CUPS photo printing

Wolfgang Gill wolfgang at rpi.net.au
Tue May 20 14:50:42 UTC 2008


On Tue, 2008-05-20 at 09:34 +1000, Da Rock wrote:
> I'm just trying to print some photo's which I haven't done since our
> total changeover to OSS, not something we get time to do on a regular
> basis anyway, and I'm testing a Samsung 610ND colour laser printer and a
> Canon MP750 pixma printer.
> 
> After some issues with the usb on one laptop (HP - I'd recommend staying
> clear of), I finally got a couple of samples. I used photo paper one the
> pixma and high quality colour copy paper in the samsung, and the quality
> out of the samsung was pretty ordinary (to be expected, it is only a
> business colour printer) photo wise, but not too bad. When I printed out
> of the pixma though it was worse!

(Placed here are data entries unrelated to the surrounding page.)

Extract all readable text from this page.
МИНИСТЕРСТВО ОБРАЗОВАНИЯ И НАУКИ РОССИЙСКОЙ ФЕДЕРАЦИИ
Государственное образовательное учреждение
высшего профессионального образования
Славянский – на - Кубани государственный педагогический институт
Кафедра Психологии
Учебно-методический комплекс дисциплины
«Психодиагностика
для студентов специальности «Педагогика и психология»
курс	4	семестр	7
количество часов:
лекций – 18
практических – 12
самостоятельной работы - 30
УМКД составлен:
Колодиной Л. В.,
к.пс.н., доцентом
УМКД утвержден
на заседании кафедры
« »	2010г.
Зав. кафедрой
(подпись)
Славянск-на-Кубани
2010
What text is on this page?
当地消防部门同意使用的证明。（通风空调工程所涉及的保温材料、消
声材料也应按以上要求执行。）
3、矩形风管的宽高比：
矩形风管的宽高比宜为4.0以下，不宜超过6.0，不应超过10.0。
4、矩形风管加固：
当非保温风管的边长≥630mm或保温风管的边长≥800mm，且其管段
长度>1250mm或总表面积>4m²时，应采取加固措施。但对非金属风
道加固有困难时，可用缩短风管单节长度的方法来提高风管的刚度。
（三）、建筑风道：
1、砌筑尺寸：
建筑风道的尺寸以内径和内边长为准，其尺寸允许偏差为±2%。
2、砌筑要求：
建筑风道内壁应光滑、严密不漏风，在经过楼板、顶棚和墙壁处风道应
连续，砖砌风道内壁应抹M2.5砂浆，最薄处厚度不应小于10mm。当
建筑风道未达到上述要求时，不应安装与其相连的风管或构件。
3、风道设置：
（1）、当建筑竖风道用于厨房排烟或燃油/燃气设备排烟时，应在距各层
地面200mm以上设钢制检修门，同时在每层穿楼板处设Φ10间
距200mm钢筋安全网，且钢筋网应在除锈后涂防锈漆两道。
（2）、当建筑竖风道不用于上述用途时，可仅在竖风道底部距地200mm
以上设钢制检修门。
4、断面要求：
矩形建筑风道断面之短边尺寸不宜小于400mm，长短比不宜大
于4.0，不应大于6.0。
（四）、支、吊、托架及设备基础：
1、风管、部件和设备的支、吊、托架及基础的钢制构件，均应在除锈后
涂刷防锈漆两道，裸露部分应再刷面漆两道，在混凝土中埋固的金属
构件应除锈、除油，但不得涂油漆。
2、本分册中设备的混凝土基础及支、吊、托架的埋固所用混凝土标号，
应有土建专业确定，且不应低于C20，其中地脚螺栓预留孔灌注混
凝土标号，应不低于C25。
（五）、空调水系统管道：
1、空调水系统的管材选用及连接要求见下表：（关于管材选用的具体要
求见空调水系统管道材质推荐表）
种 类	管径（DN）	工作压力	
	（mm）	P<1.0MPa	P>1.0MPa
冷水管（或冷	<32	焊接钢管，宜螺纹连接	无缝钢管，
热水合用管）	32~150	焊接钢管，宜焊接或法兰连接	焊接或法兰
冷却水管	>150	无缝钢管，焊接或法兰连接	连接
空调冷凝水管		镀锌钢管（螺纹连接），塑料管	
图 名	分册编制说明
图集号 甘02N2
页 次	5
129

I've seen an bjc3000 print better than
> that- in fact I haven't seen that quality since the dot matrix days!
> 
> Obviously I want to fix this so I can get good quality photos out (and
> yes, I did try the gutenprint to get this), but I was specifically
> wondering if anyone knows what the basis for the EFI Fiery filters are?
> I've worked in the print industry (DOD) as well as the tech support for
> printers, and I know for a fact that Fiery have released several server
> types with their software for producing photo quality on laser printers,
> WINNT, linux, osx. They have also embedded their software on chips. This
> is why Xerox have specifically used Fiery on the majority of their
> products for this quality that it gives them, though the cost is higher.
> 
> So I'm kinda curious how they do it. They obviously use a more direct
> connection to the printer itself, but they would use CUPS as the
> frontend surely?
> 
> Besides info on this, I do need to get a good quality photo print out of
> these printers- why else would we bother with the pixma?
> 
> Cheers guys
> 

Why don't you go checkout Turboprint. (www.turboprint.de), I use these
drivers to print photo's perfectly on my Canon Pixma MP800R. It has all
the paper settings and printing stuff.. It's worth checking out.